The Washington Post recently posted comments from sociologist Andrew Cherlin on the state of the American family. The online forum was developed to address vice-presidential candidate Sarah Palin’s remarks about her own family.

The Post reports: 

“If the candidates wished to convince viewers that their families were just like ours, they were undone by a 21st-century reality: There is no typical family anymore — at least not in terms of who lives in the household and how they are related. Alaska Gov. Sarah Palin noted as much on Wednesday when, while introducing her clan to a cheering crowd of the Republican faithful, the GOP vice presidential nominee said: ‘From the inside, no family ever seems typical. That’s how it is with us.'”

View the transcript of the online forum here.

The exchange features topics like homosexual family formation, and Cherlin’s own work, but centers mostly around families currently in the political spotlight. The exchange was in part a response to a piece by Cherlin in the Post in the ‘Outlook’ section this past Sunday

Cherlin writes: 

That traditional family unit has been replaced by a wide variety of living arrangements.

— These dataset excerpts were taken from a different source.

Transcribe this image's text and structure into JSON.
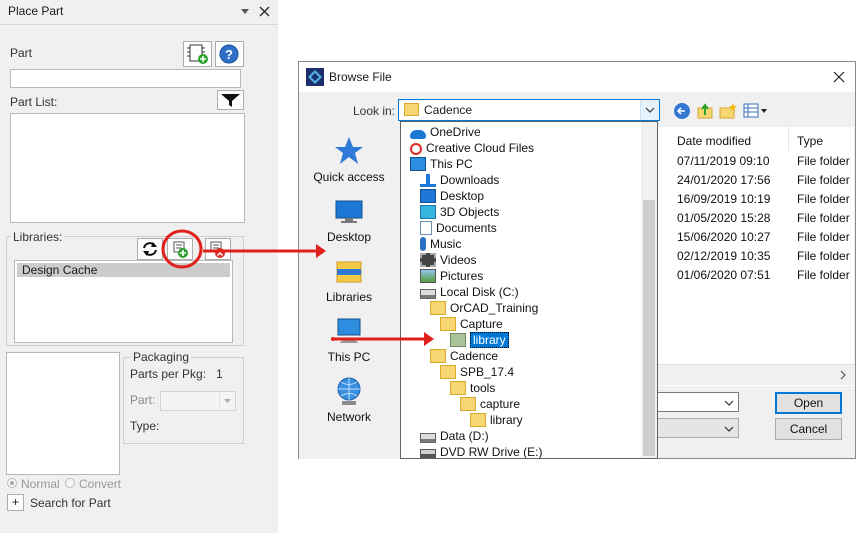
{
  "place_part": {
    "title": "Place Part",
    "part_label": "Part",
    "part_value": "",
    "part_list_label": "Part List:",
    "libraries_label": "Libraries:",
    "libraries": [
      "Design Cache"
    ],
    "packaging_label": "Packaging",
    "parts_per_pkg_label": "Parts per Pkg:",
    "parts_per_pkg_value": "1",
    "part_select_label": "Part:",
    "type_label": "Type:",
    "radio_normal": "Normal",
    "radio_convert": "Convert",
    "search_expander": "+",
    "search_label": "Search for Part"
  },
  "dialog": {
    "title": "Browse File",
    "look_in_label": "Look in:",
    "look_in_value": "Cadence",
    "places": [
      "Quick access",
      "Desktop",
      "Libraries",
      "This PC",
      "Network"
    ],
    "tree": [
      {
        "label": "OneDrive",
        "icon": "cloud-icon"
      },
      {
        "label": "Creative Cloud Files",
        "icon": "creative-cloud-icon"
      },
      {
        "label": "This PC",
        "icon": "computer-icon"
      },
      {
        "label": "Downloads",
        "icon": "download-arrow-icon"
      },
      {
        "label": "Desktop",
        "icon": "desktop-icon"
      },
      {
        "label": "3D Objects",
        "icon": "cube-icon"
      },
      {
        "label": "Documents",
        "icon": "document-icon"
      },
      {
        "label": "Music",
        "icon": "music-note-icon"
      },
      {
        "label": "Videos",
        "icon": "film-icon"
      },
      {
        "label": "Pictures",
        "icon": "picture-icon"
      },
      {
        "label": "Local Disk (C:)",
        "icon": "hard-drive-icon"
      },
      {
        "label": "OrCAD_Training",
        "icon": "folder-icon"
      },
      {
        "label": "Capture",
        "icon": "folder-icon"
      },
      {
        "label": "library",
        "icon": "folder-icon"
      },
      {
        "label": "Cadence",
        "icon": "folder-icon"
      },
      {
        "label": "SPB_17.4",
        "icon": "folder-icon"
      },
      {
        "label": "tools",
        "icon": "folder-icon"
      },
      {
        "label": "capture",
        "icon": "folder-icon"
      },
      {
        "label": "library",
        "icon": "folder-icon"
      },
      {
        "label": "Data (D:)",
        "icon": "hard-drive-icon"
      },
      {
        "label": "DVD RW Drive (E:)",
        "icon": "dvd-drive-icon"
      }
    ],
    "columns": [
      "Date modified",
      "Type"
    ],
    "rows": [
      [
        "07/11/2019 09:10",
        "File folder"
      ],
      [
        "24/01/2020 17:56",
        "File folder"
      ],
      [
        "16/09/2019 10:19",
        "File folder"
      ],
      [
        "01/05/2020 15:28",
        "File folder"
      ],
      [
        "15/06/2020 10:27",
        "File folder"
      ],
      [
        "02/12/2019 10:35",
        "File folder"
      ],
      [
        "01/06/2020 07:51",
        "File folder"
      ]
    ],
    "open_label": "Open",
    "cancel_label": "Cancel"
  },
  "colors": {
    "annotation": "#e0201b",
    "selection": "#0078d7",
    "folder": "#f7d674"
  }
}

Today, only 58 percent of children live with two married, biological parents. Many others live with stepparents or with single parents. Even having a pregnant teen in the home is not that unusual: About one out of six 15-year-old girls will give birth before reaching age 20, according to the National Center for Health Statistics.

The candidates seemed to realize that none of their families is typical in the old sense. None of them tried to look like the ’50s family. Instead, they focused on being “typical” in a different, 21st-century sense: They worked hard to show us how emotionally close they are.